Special shareholder incentives created for questionable reasons
Kyokuto established a special shareholder incentive in 2019. There are many companies that have introduced a special shareholder incentive program. If the intent, through the free distribution of its own products or services, is to increase brand loyalty of company and to contribute to business results, this may not be an issue.
However, it is an issue if the company distributes cash vouchers such as a Quo Card as a special incentive for shareholders. This is because distribution of such cards (1) causes the decline of management discipline due to an increase in the number of obedient and undemanding shareholders, and (2) can be seen as a violation of the principle of shareholder equality because such vouchers are essentially a cash dividend. (Click here)

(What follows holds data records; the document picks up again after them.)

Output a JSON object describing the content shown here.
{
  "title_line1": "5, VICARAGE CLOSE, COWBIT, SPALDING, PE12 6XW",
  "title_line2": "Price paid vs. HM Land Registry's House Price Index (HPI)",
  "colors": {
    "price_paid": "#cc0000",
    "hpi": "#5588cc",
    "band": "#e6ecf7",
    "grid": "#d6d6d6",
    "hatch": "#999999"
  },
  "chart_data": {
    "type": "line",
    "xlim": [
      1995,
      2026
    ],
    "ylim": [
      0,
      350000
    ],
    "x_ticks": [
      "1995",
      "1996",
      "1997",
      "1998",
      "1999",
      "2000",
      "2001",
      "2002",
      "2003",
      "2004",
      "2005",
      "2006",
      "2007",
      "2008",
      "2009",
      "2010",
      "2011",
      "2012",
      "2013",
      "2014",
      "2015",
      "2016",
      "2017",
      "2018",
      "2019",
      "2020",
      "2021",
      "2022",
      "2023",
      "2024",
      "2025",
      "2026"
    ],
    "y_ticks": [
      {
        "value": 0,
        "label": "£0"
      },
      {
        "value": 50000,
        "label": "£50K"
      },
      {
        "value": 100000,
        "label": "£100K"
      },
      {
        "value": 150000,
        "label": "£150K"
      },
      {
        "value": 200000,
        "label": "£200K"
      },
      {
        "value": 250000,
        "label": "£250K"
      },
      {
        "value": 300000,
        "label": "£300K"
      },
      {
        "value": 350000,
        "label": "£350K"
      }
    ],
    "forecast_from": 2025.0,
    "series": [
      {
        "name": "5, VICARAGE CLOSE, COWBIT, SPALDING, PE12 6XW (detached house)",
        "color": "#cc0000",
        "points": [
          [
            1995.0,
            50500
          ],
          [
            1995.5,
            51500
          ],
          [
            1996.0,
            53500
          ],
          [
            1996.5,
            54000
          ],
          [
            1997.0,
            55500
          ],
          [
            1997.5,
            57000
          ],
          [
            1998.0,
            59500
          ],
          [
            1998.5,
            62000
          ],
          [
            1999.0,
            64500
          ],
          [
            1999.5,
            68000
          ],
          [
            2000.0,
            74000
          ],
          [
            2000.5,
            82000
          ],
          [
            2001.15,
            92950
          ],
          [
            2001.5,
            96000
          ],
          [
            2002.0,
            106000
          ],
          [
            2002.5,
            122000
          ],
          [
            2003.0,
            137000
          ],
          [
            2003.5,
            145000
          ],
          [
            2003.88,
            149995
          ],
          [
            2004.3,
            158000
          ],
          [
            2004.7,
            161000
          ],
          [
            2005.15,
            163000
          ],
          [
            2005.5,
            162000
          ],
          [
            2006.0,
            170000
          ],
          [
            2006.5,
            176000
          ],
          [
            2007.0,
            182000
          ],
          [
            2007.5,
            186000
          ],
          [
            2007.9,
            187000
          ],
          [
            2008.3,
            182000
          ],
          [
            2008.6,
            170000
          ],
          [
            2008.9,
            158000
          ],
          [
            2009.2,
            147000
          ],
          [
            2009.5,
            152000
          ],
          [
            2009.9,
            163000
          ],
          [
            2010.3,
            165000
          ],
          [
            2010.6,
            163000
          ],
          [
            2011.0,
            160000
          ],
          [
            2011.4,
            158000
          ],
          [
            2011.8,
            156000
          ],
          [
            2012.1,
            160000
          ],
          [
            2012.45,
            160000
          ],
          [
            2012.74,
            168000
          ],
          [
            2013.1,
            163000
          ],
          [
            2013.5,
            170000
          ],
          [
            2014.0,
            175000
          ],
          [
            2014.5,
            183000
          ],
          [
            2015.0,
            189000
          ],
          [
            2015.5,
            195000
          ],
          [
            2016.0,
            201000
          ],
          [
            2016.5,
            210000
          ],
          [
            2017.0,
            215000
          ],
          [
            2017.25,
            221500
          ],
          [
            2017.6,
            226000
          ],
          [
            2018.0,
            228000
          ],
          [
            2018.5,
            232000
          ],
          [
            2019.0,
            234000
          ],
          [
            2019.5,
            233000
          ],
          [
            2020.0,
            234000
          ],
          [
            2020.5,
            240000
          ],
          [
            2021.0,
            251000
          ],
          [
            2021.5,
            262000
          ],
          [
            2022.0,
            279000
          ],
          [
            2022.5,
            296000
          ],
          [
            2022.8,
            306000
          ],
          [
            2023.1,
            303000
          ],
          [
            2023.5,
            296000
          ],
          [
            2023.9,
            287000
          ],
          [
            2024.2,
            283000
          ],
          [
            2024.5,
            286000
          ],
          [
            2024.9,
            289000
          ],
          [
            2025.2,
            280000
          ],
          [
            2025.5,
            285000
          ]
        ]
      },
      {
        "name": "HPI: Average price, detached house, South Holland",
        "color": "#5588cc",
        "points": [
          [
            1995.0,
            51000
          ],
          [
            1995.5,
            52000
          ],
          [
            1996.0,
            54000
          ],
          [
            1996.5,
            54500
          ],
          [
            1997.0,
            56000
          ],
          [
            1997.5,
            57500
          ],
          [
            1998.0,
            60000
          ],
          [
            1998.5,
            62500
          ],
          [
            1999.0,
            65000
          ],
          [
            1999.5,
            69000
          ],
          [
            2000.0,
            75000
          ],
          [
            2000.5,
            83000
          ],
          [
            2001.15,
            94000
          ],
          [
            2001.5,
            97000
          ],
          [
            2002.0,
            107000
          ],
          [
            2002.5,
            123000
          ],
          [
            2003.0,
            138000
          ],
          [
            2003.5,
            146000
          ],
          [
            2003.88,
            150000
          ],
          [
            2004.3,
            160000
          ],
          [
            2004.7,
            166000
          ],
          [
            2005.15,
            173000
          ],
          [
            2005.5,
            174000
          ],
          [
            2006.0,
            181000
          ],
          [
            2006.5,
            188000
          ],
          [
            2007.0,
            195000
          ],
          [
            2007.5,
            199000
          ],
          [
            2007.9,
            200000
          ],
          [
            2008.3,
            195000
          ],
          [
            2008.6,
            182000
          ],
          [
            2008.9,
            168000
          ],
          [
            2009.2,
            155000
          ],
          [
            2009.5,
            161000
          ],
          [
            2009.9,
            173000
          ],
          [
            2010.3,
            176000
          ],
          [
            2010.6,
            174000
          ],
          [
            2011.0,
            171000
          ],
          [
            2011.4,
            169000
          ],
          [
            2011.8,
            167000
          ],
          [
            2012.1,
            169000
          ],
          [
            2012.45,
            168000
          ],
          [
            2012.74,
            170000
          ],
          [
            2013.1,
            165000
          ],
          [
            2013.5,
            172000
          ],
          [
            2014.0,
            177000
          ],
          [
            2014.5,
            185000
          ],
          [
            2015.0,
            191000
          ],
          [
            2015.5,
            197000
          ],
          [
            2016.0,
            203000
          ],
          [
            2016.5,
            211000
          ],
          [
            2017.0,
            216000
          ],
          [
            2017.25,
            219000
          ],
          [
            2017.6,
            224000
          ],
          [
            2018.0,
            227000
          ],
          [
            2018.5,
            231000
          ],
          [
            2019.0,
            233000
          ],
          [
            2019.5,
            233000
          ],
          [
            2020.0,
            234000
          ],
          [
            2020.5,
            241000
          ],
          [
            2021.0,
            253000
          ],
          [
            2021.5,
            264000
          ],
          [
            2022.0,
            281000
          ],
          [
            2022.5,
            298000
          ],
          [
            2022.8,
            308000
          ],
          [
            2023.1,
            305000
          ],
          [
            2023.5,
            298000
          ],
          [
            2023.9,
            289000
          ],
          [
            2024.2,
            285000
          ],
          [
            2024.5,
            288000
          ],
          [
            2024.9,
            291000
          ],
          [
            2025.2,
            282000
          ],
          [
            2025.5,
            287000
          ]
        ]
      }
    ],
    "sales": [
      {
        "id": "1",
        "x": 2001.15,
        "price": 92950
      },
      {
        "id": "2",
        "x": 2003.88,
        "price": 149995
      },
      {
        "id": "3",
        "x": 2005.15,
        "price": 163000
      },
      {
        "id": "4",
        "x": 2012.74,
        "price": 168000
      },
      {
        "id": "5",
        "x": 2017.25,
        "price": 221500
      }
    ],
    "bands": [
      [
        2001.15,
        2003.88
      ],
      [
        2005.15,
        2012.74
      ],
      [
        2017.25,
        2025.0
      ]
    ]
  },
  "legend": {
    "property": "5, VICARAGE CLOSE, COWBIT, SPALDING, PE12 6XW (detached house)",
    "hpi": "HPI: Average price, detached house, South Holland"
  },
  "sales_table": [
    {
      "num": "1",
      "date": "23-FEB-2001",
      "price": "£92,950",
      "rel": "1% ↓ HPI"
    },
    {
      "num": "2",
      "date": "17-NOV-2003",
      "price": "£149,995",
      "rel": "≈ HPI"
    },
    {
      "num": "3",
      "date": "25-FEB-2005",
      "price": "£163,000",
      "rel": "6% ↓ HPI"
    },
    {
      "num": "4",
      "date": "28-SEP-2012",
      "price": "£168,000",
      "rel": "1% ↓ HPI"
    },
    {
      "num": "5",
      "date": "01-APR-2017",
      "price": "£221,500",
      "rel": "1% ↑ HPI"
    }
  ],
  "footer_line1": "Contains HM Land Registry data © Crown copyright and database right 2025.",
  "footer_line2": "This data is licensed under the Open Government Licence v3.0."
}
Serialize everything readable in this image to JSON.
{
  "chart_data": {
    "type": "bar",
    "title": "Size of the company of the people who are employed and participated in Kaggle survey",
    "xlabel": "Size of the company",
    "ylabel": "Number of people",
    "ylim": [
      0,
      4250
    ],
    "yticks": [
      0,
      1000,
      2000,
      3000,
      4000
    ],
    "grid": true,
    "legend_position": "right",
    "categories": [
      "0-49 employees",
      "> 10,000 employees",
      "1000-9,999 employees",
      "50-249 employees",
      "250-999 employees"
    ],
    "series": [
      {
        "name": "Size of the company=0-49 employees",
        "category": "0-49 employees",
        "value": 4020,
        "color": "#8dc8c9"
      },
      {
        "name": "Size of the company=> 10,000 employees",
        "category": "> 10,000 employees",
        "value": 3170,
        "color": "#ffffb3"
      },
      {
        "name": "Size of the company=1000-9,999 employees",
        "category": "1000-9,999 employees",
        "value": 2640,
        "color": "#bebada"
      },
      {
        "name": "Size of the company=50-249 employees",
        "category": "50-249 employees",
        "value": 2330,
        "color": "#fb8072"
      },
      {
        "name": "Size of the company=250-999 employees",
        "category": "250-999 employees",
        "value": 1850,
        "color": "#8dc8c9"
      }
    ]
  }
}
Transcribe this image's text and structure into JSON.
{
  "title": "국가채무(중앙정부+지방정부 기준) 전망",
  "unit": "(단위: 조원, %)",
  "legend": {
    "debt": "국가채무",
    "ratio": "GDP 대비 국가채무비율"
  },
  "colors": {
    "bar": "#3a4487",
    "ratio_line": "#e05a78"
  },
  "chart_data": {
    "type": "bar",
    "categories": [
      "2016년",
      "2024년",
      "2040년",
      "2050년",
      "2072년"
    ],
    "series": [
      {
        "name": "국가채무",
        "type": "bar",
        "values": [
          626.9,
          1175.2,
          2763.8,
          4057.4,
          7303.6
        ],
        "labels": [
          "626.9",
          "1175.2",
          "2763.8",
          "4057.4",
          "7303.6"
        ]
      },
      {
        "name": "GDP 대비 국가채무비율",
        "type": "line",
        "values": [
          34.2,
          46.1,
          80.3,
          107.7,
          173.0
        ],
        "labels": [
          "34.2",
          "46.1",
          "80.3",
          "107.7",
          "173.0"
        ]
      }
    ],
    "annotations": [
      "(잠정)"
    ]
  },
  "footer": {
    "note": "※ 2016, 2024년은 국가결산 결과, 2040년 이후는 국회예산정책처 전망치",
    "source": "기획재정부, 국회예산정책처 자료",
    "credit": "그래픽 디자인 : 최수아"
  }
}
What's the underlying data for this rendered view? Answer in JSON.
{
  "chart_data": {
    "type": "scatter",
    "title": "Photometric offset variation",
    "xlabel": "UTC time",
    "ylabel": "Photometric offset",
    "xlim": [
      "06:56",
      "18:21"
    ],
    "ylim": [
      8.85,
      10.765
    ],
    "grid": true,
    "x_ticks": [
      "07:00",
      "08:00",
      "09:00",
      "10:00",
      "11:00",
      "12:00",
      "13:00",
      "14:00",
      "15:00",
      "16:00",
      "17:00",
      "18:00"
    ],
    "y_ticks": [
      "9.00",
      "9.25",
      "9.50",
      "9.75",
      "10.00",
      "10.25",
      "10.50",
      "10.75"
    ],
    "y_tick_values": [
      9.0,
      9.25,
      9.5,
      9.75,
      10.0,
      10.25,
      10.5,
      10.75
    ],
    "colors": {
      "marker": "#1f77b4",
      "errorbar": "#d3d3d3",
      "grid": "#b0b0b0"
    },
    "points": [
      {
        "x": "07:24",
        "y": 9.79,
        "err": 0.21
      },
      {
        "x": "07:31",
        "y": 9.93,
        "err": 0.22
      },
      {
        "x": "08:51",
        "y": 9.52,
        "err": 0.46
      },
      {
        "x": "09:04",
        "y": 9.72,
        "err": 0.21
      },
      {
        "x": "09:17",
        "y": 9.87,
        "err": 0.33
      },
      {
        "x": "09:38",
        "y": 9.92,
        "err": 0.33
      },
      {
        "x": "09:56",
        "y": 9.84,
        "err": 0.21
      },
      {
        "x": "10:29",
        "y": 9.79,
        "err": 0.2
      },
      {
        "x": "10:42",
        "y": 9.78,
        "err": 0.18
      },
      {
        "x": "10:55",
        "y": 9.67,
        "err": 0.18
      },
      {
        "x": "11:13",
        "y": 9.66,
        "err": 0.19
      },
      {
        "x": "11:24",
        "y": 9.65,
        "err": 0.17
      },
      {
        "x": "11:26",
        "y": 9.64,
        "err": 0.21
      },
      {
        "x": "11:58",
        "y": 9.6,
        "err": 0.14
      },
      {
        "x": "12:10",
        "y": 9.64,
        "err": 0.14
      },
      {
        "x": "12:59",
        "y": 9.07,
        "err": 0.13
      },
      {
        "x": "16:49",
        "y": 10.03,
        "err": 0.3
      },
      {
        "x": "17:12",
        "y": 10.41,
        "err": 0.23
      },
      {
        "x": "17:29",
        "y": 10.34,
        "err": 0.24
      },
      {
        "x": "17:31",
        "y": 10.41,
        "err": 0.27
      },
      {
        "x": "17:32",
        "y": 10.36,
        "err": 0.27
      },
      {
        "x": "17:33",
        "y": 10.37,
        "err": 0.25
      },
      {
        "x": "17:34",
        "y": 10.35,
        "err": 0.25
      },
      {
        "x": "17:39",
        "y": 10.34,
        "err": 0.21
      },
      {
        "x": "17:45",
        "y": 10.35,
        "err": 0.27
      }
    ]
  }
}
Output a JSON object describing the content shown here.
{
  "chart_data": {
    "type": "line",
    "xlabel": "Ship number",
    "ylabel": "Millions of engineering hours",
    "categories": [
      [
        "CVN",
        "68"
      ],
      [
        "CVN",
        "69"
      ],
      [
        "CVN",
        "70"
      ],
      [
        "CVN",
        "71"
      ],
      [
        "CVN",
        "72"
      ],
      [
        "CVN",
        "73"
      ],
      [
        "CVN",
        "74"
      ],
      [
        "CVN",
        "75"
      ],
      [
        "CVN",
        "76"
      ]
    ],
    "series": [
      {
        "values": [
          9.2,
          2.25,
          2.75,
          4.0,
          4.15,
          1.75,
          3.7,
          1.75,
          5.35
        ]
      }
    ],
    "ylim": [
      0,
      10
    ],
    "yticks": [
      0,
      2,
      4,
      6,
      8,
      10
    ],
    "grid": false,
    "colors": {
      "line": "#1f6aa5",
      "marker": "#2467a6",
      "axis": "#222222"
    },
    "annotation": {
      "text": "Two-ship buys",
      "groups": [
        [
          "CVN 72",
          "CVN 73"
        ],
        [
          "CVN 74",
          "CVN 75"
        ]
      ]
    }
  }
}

In particular, Kyokuto explained that the reason for establishing the special shareholder incentive was because Kyokuto was on the verge of not being able to meet the former listing criteria of TSE 1st section that required more than “2,000 shareholders”.
In the first place, what causes the decrease in shareholders is that the Company’s stock lacks attractiveness as an investment target. Trying to maintain the formal listing standard by handing out Quo Cards is not a proper business judgement and cannot be overlooked as the largest shareholder.
Also, according to TSE’s “Outline of the New Market Segments” , the listing requirement for the “Prime market”, which is the successor to TSE 1st section, is 800 shareholders instead of 2,000. Therefore, the original rationale for establishing the special shareholder incentive is no longer relevant.